Berry was recruited as a safety and was rated the No. 7 safety prospect and the No. 14 player in Florida by Rivals.com. He was also ranked No. 9 player in Florida by the Orlando Sentinel.

==College career==
Berry saw action in all 12 games as a freshman. He played only on special teams in the first 11 games, registering three solo tackles and five tackle assists. He played safety in the season finale against Boston College, registering one solo tackle.

Berry was moved to running back his sophomore season. He played in seven games on the kickoff cover team and recorded three tackles.

In March 2009, Berry secured a spot for himself when he rushed for 124 yards, including a 54-yard touchdown run, during Miami's annual spring game.

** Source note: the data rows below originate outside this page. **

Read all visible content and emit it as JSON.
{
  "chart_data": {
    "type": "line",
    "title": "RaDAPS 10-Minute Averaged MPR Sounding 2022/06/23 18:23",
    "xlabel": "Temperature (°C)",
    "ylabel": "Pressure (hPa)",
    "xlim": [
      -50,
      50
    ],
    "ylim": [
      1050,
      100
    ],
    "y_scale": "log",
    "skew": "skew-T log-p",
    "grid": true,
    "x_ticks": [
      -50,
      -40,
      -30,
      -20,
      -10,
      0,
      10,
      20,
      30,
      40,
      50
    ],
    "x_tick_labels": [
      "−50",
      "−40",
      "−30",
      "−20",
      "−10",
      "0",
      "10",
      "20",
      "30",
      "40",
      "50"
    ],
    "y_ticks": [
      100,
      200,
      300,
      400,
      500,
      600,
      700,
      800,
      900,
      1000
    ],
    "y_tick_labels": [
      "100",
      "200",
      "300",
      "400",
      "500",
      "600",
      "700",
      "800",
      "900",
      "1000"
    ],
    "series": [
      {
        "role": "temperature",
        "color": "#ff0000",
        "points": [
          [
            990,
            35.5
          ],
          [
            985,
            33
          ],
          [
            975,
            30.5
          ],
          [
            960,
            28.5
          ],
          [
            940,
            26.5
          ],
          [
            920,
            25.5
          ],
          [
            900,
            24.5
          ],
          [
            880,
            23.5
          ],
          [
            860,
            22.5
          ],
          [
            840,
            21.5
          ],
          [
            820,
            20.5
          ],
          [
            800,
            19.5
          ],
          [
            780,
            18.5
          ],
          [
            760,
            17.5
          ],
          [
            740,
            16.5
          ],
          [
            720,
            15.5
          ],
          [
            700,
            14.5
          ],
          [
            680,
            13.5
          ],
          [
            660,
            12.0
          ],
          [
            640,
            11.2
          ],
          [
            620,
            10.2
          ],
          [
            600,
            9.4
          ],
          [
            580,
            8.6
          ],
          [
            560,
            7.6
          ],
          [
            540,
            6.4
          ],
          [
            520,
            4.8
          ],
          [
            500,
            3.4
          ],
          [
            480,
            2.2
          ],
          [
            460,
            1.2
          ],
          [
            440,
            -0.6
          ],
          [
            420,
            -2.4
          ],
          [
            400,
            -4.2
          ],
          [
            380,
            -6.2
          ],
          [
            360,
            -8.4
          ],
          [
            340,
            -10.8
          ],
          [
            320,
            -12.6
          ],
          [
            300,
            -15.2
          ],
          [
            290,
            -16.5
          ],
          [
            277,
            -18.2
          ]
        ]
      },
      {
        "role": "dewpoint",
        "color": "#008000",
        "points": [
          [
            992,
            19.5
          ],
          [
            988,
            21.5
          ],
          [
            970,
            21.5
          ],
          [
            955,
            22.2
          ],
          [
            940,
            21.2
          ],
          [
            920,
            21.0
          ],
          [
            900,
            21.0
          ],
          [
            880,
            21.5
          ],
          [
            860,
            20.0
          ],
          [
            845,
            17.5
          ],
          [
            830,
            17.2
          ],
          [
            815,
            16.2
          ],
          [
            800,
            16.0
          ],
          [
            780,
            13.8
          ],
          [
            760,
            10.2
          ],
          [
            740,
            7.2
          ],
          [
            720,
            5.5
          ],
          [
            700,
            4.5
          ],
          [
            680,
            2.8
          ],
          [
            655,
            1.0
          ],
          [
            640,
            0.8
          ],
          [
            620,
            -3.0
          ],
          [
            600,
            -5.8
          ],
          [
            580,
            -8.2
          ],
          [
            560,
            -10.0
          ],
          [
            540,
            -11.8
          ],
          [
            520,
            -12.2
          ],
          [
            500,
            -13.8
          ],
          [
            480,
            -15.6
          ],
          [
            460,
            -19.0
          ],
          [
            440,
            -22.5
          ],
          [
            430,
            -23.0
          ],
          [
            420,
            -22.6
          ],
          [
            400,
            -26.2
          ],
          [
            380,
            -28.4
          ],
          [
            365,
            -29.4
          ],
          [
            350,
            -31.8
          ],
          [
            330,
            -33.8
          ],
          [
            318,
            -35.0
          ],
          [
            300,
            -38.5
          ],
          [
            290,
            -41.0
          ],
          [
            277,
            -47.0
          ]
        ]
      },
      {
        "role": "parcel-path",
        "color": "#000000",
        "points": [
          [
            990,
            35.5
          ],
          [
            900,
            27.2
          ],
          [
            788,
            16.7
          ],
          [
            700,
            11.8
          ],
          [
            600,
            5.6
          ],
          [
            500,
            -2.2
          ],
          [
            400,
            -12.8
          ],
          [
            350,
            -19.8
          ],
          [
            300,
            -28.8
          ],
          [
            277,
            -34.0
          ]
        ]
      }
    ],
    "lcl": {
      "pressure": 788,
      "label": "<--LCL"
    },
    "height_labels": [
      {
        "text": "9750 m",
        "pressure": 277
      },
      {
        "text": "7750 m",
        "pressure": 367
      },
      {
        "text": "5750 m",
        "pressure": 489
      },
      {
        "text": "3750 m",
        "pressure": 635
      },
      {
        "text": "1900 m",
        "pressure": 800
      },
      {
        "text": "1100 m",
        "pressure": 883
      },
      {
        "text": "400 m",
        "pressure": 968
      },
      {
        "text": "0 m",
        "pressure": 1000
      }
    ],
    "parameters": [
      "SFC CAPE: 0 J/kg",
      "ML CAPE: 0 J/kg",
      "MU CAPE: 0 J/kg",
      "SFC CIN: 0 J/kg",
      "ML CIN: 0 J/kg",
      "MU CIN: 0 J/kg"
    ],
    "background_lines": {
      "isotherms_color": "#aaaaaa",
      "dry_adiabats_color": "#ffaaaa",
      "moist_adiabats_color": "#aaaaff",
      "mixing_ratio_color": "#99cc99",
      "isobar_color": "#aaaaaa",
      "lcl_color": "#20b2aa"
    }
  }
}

As a junior, Berry rushed for a career-high 162 yards against the Florida A&M. Interviewed after the game, Berry gave the credit to his offensive line: "Everything went great, and, I mean, yeah, that's thanks to my O-line." He became a fan favorite as Miami supporters "rhythmically chanted" his last name ("Berry, Berry, Berry ...") when he entered games. Asked in November 2009 about whether he lacked the moves to shake defenders, Berry replied:"If you're not a defensive lineman or a legit linebacker, I'm going to run through you. When I look up and see nothing but one guy (in front of him), I'm going through him. ... They say I can't shake (defenders). I got moves, but why use it when you don't need it? I'm more of a power back. I'd rather run straight through you than try to run around you."
During the 2009 season, Berry rushed for 616 yards, averaging 6.6 yards per carry, and led the Hurricanes with eight touchdowns.

In October 2010, Berry became one of only five running backs in Miami Hurricanes history to have three consecutive 100-yard rushing games. The other four are
Damien Berry is carrying the football with such brute force, he joined Willis McGahee, Edgerrin James, Clinton Portis, and Frank Gore. He added a fourth consecutive 100-yard rushing performance the following week. Despite injury problems, Berry rushed for 899 yards during the 2010 season. He was Miami's leading rusher in 2010, was selected as a second-team All-ACC player.

==Professional career==

===Baltimore Ravens===
Berry was signed by the Baltimore Ravens as an undrafted free agent in 2011. Berry was assigned No. 23 by the Ravens, the same number worn by Willis McGahee, another Miami Hurricanes running back who went on to play for the Ravens. After receiving the jersey, Berry told reporters, "It was a total surprise. I came in and they had No. 23 in my locker. I'm proud to wear it. I'm definitely going to represent for Willis and try to build on what he left here."

On August 25, 2013, he was waived by the Ravens.